In the spring and summer of this year veterinary practices, including Fremont Veterinary Clinic, began seeing dogs with respiratory disease that was atypical in its presentation. In our practice it was characterized by:
(1) A persistent cough that seemed similar to kennel cough but would last for weeks and was unresponsive or minimally responsive to antibiotics.
(2) Pneumonia that did not respond to the more commonly used antibiotics.
*A severe pneumonia that progressed rapidly was also described but not seen in our practice.
We and other practices submitted samples to the Oregon state diagnostic laboratory, but to date no consistent causative agent has been identified. It is worth noting that many viruses that cause respiratory disease in dogs must be tested very early on in the disease process, so the negative results we had does not necessarily mean that the causative agent is new, but rather one of the classic agents that may be “behaving” differently. As summer and fall progressed, the case numbers have diminished, and we are currently seeing the more typical numbers and symptoms of canine respiratory diseases.
Here are some guidelines to reduce your dogs’ risk of respiratory disease:
-Minimize contact with other dogs whenever possible. Common higher risk situations include dog parks, day care, boarding facilities, groomers, and other establishments that are dog friendly. Older dogs and those that are immunocompromised, seem to be at higher risk and may need to avoid these environments if another surge in cases occurs.
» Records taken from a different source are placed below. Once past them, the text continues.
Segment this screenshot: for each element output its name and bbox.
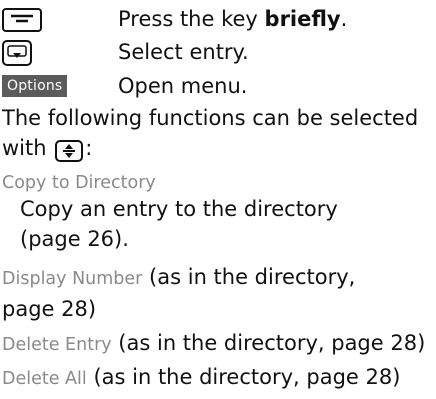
- option-delete-entry: Delete Entry (as in the directory, page …: [2, 328, 425, 360]
- option-desc-line: Copy an entry to the directory: [20, 197, 338, 221]
- step-1-text: Press the key briefly.: [118, 7, 348, 31]
- manual-page: Press the key briefly. Select entry. Opt…: [0, 0, 436, 399]
- option-suffix: (as in the directory, page 28): [111, 331, 426, 355]
- step-press-key: [2, 8, 42, 32]
- step-2-text: Select entry.: [118, 40, 249, 64]
- control-key-down-icon: [2, 40, 32, 66]
- option-suffix: (as in the directory,: [142, 265, 356, 289]
- step-select-entry: [2, 40, 32, 66]
- option-suffix: page 28): [2, 297, 97, 321]
- control-key-up-down-icon: [55, 140, 84, 162]
- option-delete-all: Delete All (as in the directory, page 28…: [2, 362, 400, 394]
- intro-line-2: with :: [2, 136, 93, 162]
- option-copy-desc: Copy an entry to the directory (page 26)…: [20, 194, 338, 254]
- intro-paragraph: The following functions can be selected …: [2, 103, 418, 163]
- option-desc-line: (page 26).: [20, 227, 129, 251]
- step-3-text: Open menu.: [118, 74, 248, 98]
- step-open-menu: Options: [2, 75, 68, 97]
- options-softkey: Options: [2, 75, 68, 97]
- intro-line-1: The following functions can be selected: [2, 106, 419, 130]
- option-name: Display Number: [2, 269, 143, 289]
- option-display-number: Display Number (as in the directory, pag…: [2, 262, 355, 324]
- option-name: Delete All: [2, 369, 87, 389]
- option-suffix: (as in the directory, page 28): [86, 365, 401, 389]
- end-call-key-icon: [2, 8, 42, 32]
- option-name: Delete Entry: [2, 335, 112, 355]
-Stay in touch with boarding, day care and grooming facilities regarding cases of respiratory disease. The boarding and daycare facilities that we worked with this past year did a great job of monitoring for signs of respiratory ailment and acted quickly if there were dogs that showed signs. When we last spoke with a local boarding facility, they reported no uptick in respiratory diseases.
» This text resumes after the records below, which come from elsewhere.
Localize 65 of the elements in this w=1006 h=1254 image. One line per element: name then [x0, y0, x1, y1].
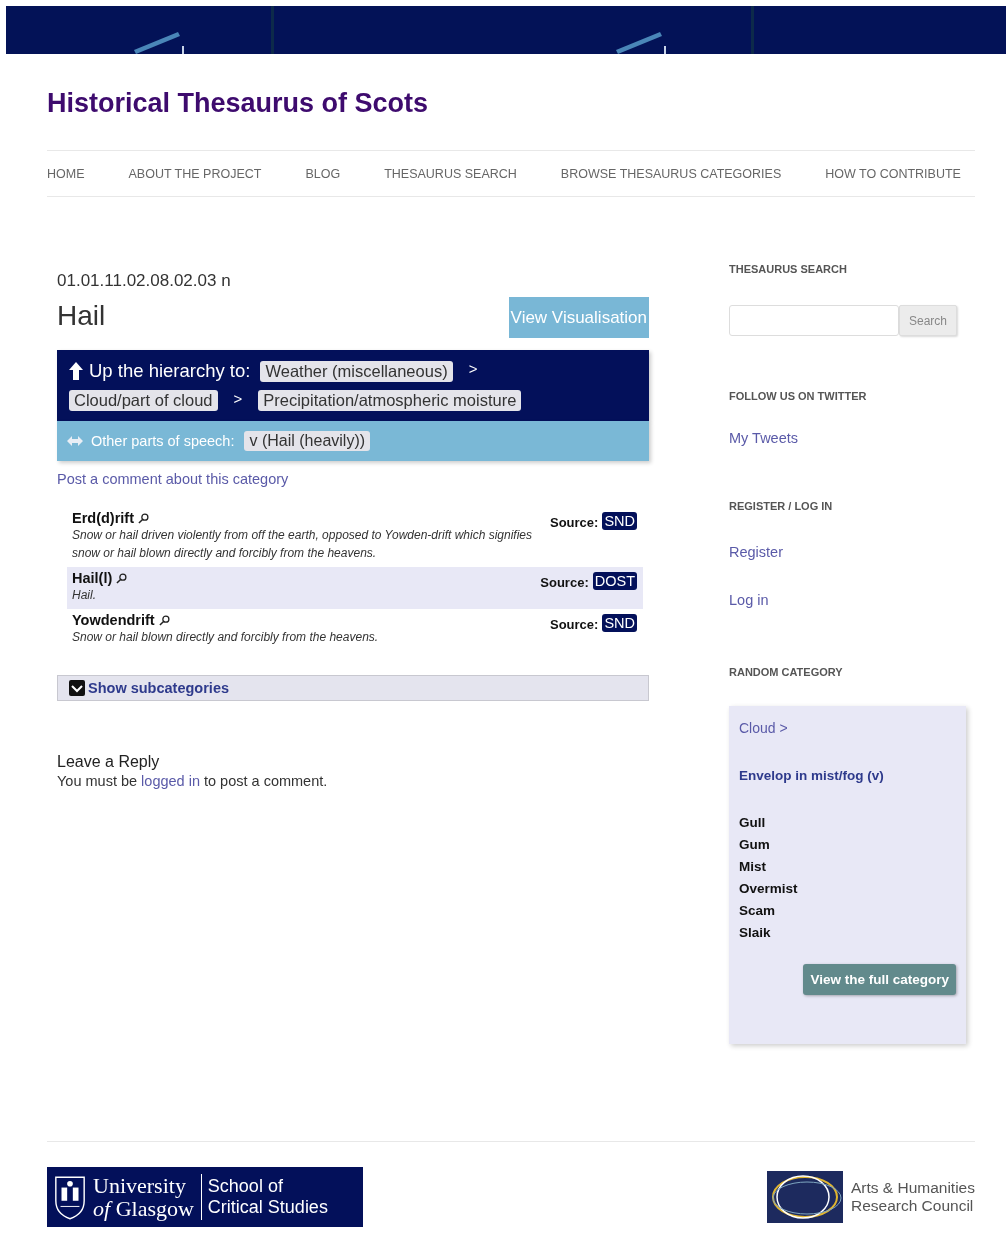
category-code: 01.01.11.02.08.02.03 n: [57, 271, 232, 291]
word-title[interactable]: Yowdendrift: [72, 612, 155, 628]
twitter-link[interactable]: My Tweets: [729, 430, 975, 446]
account-link[interactable]: Register: [729, 544, 975, 560]
comment-link[interactable]: Post a comment about this category: [57, 471, 649, 487]
logo-text: University: [93, 1174, 187, 1197]
search-icon[interactable]: [138, 512, 149, 524]
source-label: Source:: [549, 515, 599, 530]
category-title: Hail: [57, 300, 106, 333]
nav-link[interactable]: HOW TO CONTRIBUTE: [825, 166, 961, 181]
account-link[interactable]: Log in: [729, 592, 975, 608]
nav-link[interactable]: BROWSE THESAURUS CATEGORIES: [560, 166, 782, 181]
parent-category-link[interactable]: Cloud >: [739, 720, 956, 736]
logo-text: School of: [207, 1176, 284, 1197]
nav-link[interactable]: ABOUT THE PROJECT: [128, 166, 262, 181]
word-item: Gull: [739, 815, 767, 830]
source-label: Source:: [549, 617, 599, 632]
subcategories-toggle[interactable]: Show subcategories: [57, 675, 649, 701]
word-definition: Snow or hail driven violently from off the earth, opposed to Yowden-drift which signifies snow or hail blown directly and forcibly from the heavens.: [72, 527, 534, 562]
ahrc-logo-icon: [766, 1171, 843, 1223]
nav-link[interactable]: THESAURUS SEARCH: [384, 166, 517, 181]
search-field[interactable]: [729, 305, 899, 336]
source-link[interactable]: SND: [602, 512, 637, 530]
word-title[interactable]: Hail(l): [72, 570, 113, 586]
nav-link[interactable]: HOME: [47, 166, 85, 181]
up-arrow-icon: [69, 362, 83, 380]
hierarchy-label: Up the hierarchy to:: [89, 360, 251, 382]
hierarchy-link[interactable]: Cloud/part of cloud: [69, 390, 218, 411]
word-title[interactable]: Erd(d)rift: [72, 510, 134, 526]
widget-heading: FOLLOW US ON TWITTER: [729, 390, 868, 402]
separator: >: [233, 390, 243, 407]
widget-heading: RANDOM CATEGORY: [729, 666, 844, 678]
source-link[interactable]: DOST: [592, 572, 637, 590]
word-item: Scam: [739, 903, 777, 918]
logo-text: of Glasgow: [93, 1197, 194, 1220]
word-item: Mist: [739, 859, 767, 874]
login-prompt: You must be logged in to post a comment.: [57, 773, 329, 789]
chevron-icon: [69, 680, 85, 696]
university-logo[interactable]: University of Glasgow School of Critical Studies: [47, 1167, 363, 1227]
widget-heading: THESAURUS SEARCH: [729, 263, 848, 275]
word-item: Overmist: [739, 881, 799, 896]
parts-of-speech-label: Other parts of speech:: [91, 433, 235, 449]
view-category-button[interactable]: View the full category: [803, 964, 956, 995]
word-definition: Snow or hail blown directly and forcibly from the heavens.: [72, 629, 379, 646]
search-icon[interactable]: [158, 614, 170, 626]
logo-text: Arts & Humanities: [850, 1179, 975, 1197]
nav-link[interactable]: BLOG: [305, 166, 341, 181]
separator: >: [468, 360, 478, 377]
logo-text: Research Council: [850, 1197, 975, 1215]
double-arrow-icon: [67, 436, 83, 446]
login-link[interactable]: logged in: [141, 773, 200, 789]
widget-heading: REGISTER / LOG IN: [729, 500, 834, 512]
hierarchy-link[interactable]: Weather (miscellaneous): [260, 360, 453, 382]
logo-text: Critical Studies: [207, 1197, 328, 1218]
source-link[interactable]: SND: [602, 614, 637, 632]
search-icon[interactable]: [116, 572, 128, 584]
word-item: Slaik: [739, 925, 772, 940]
word-item: Gum: [739, 837, 771, 852]
hierarchy-link[interactable]: Precipitation/atmospheric moisture: [258, 390, 522, 411]
reply-heading: Leave a Reply: [57, 753, 161, 771]
category-link[interactable]: Envelop in mist/fog (v): [739, 768, 956, 783]
part-of-speech-link[interactable]: v (Hail (heavily)): [244, 431, 371, 451]
site-title[interactable]: Historical Thesaurus of Scots: [47, 88, 975, 118]
word-definition: Hail.: [72, 587, 97, 604]
source-label: Source:: [540, 575, 589, 590]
-Finally, keep your canine companion up to date on their vaccines, especially Distemper, Bordetella, Parainfluenza and Canine Influenza (bivalent). If your canine friend has symptoms such as cough, runny nose or lethargy, call us right away for an appointment and avoid contact with other dogs where practical.
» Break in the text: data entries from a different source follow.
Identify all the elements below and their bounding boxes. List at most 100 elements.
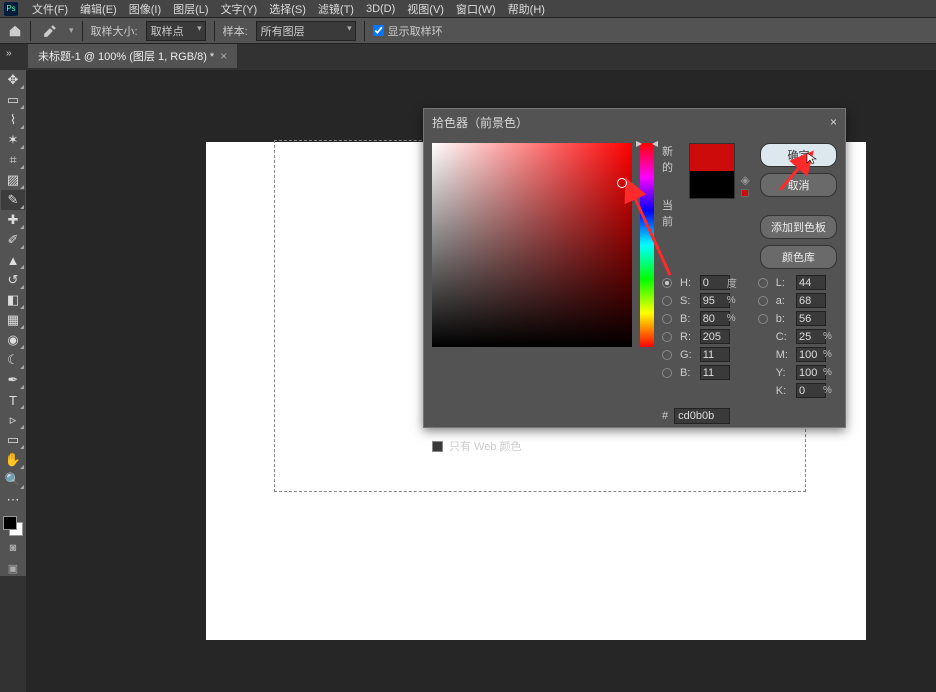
gradient-tool[interactable]: ▦ (1, 310, 25, 330)
sv-cursor[interactable] (617, 178, 627, 188)
add-to-swatches-button[interactable]: 添加到色板 (760, 215, 837, 239)
home-icon[interactable] (8, 24, 22, 38)
b2-radio[interactable] (662, 368, 672, 378)
expand-panel-icon[interactable]: » (6, 48, 12, 59)
l-radio[interactable] (758, 278, 768, 288)
heal-tool[interactable]: ✚ (1, 210, 25, 230)
show-ring-input[interactable] (373, 25, 384, 36)
hue-radio[interactable] (662, 278, 672, 288)
pct-m: % (823, 349, 837, 360)
menu-image[interactable]: 图像(I) (123, 1, 167, 17)
frame-tool[interactable]: ▨ (1, 170, 25, 190)
hex-input[interactable] (674, 408, 730, 424)
y-input[interactable] (796, 365, 826, 380)
menu-edit[interactable]: 编辑(E) (74, 1, 123, 17)
deg-unit: 度 (727, 275, 742, 290)
eyedropper-tool[interactable]: ✎ (1, 190, 25, 210)
move-tool[interactable]: ✥ (1, 70, 25, 90)
eraser-tool[interactable]: ◧ (1, 290, 25, 310)
menu-select[interactable]: 选择(S) (263, 1, 312, 17)
web-only-box[interactable] (432, 441, 443, 452)
shape-tool[interactable]: ▭ (1, 430, 25, 450)
b2-label: B: (680, 367, 697, 379)
crop-tool[interactable]: ⌗ (1, 150, 25, 170)
pen-tool[interactable]: ✒ (1, 370, 25, 390)
g-input[interactable] (700, 347, 730, 362)
c-input[interactable] (796, 329, 826, 344)
hue-slider-thumb[interactable] (636, 139, 658, 148)
menu-type[interactable]: 文字(Y) (215, 1, 264, 17)
menu-filter[interactable]: 滤镜(T) (312, 1, 360, 17)
r-label: R: (680, 331, 697, 343)
a-radio[interactable] (758, 296, 768, 306)
cancel-button[interactable]: 取消 (760, 173, 837, 197)
screen-mode-icon[interactable]: ▣ (3, 560, 23, 576)
dodge-tool[interactable]: ☾ (1, 350, 25, 370)
sample-size-dropdown[interactable]: 取样点 (146, 21, 206, 41)
lasso-tool[interactable]: ⌇ (1, 110, 25, 130)
g-radio[interactable] (662, 350, 672, 360)
show-sampling-ring-checkbox[interactable]: 显示取样环 (373, 23, 443, 39)
chevron-down-icon[interactable]: ▾ (69, 25, 74, 36)
history-brush-tool[interactable]: ↺ (1, 270, 25, 290)
dialog-titlebar[interactable]: 拾色器（前景色） × (424, 109, 845, 135)
s-input[interactable] (700, 293, 730, 308)
saturation-value-field[interactable] (432, 143, 632, 347)
more-tools[interactable]: ⋯ (1, 490, 25, 510)
gamut-swatch[interactable] (741, 189, 749, 197)
a-input[interactable] (796, 293, 826, 308)
eyedropper-icon[interactable] (43, 24, 57, 38)
web-only-checkbox[interactable]: 只有 Web 颜色 (432, 438, 845, 454)
gamut-warning-icon[interactable]: ◈ (741, 173, 750, 187)
labb-input[interactable] (796, 311, 826, 326)
labb-radio[interactable] (758, 314, 768, 324)
menu-3d[interactable]: 3D(D) (360, 3, 401, 15)
type-tool[interactable]: T (1, 390, 25, 410)
a-label: a: (776, 295, 793, 307)
foreground-swatch[interactable] (3, 516, 17, 530)
m-input[interactable] (796, 347, 826, 362)
color-swatches[interactable] (3, 516, 23, 536)
quick-select-tool[interactable]: ✶ (1, 130, 25, 150)
sample-label: 样本: (223, 23, 248, 39)
menu-window[interactable]: 窗口(W) (450, 1, 502, 17)
divider (364, 21, 365, 41)
path-select-tool[interactable]: ▹ (1, 410, 25, 430)
color-value-grid: H:度 L: S:% a: B:% b: R: C:% G: M:% B: Y:… (662, 275, 837, 398)
menu-help[interactable]: 帮助(H) (502, 1, 551, 17)
bri-input[interactable] (700, 311, 730, 326)
hand-tool[interactable]: ✋ (1, 450, 25, 470)
bri-radio[interactable] (662, 314, 672, 324)
color-libraries-button[interactable]: 颜色库 (760, 245, 837, 269)
zoom-tool[interactable]: 🔍 (1, 470, 25, 490)
b2-input[interactable] (700, 365, 730, 380)
sample-dropdown[interactable]: 所有图层 (256, 21, 356, 41)
show-ring-label: 显示取样环 (388, 23, 443, 39)
blur-tool[interactable]: ◉ (1, 330, 25, 350)
k-input[interactable] (796, 383, 826, 398)
sat-radio[interactable] (662, 296, 672, 306)
r-radio[interactable] (662, 332, 672, 342)
stamp-tool[interactable]: ▲ (1, 250, 25, 270)
hue-slider[interactable] (640, 143, 654, 347)
color-picker-dialog: 拾色器（前景色） × 新的 当前 ◈ (423, 108, 846, 428)
current-color-label: 当前 (662, 197, 683, 229)
r-input[interactable] (700, 329, 730, 344)
marquee-tool[interactable]: ▭ (1, 90, 25, 110)
h-input[interactable] (700, 275, 730, 290)
menu-layer[interactable]: 图层(L) (167, 1, 214, 17)
brush-tool[interactable]: ✐ (1, 230, 25, 250)
l-input[interactable] (796, 275, 826, 290)
close-icon[interactable]: × (830, 115, 837, 129)
pct-c: % (823, 331, 837, 342)
ok-button[interactable]: 确定 (760, 143, 837, 167)
web-only-label: 只有 Web 颜色 (449, 438, 522, 454)
menu-file[interactable]: 文件(F) (26, 1, 74, 17)
close-tab-icon[interactable]: × (220, 49, 227, 63)
menu-view[interactable]: 视图(V) (401, 1, 450, 17)
m-label: M: (776, 349, 793, 361)
app-logo-icon: Ps (4, 2, 18, 16)
quick-mask-icon[interactable]: ◙ (3, 540, 23, 556)
labb-label: b: (776, 313, 793, 325)
document-tab[interactable]: 未标题-1 @ 100% (图层 1, RGB/8) * × (28, 44, 237, 68)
Multiple agencies including the Oregon Veterinary Diagnostic lab, the Oregon State Veterinarian and the Oregon and US Departments of Agriculture are working in concert to identify the agent responsible for this outbreak so that we can then better inform you about what the cause is and specific preventative measures that can be taken. As we learn more, we will keep you updated.
The Doctors at Fremont Veterinary Clinic.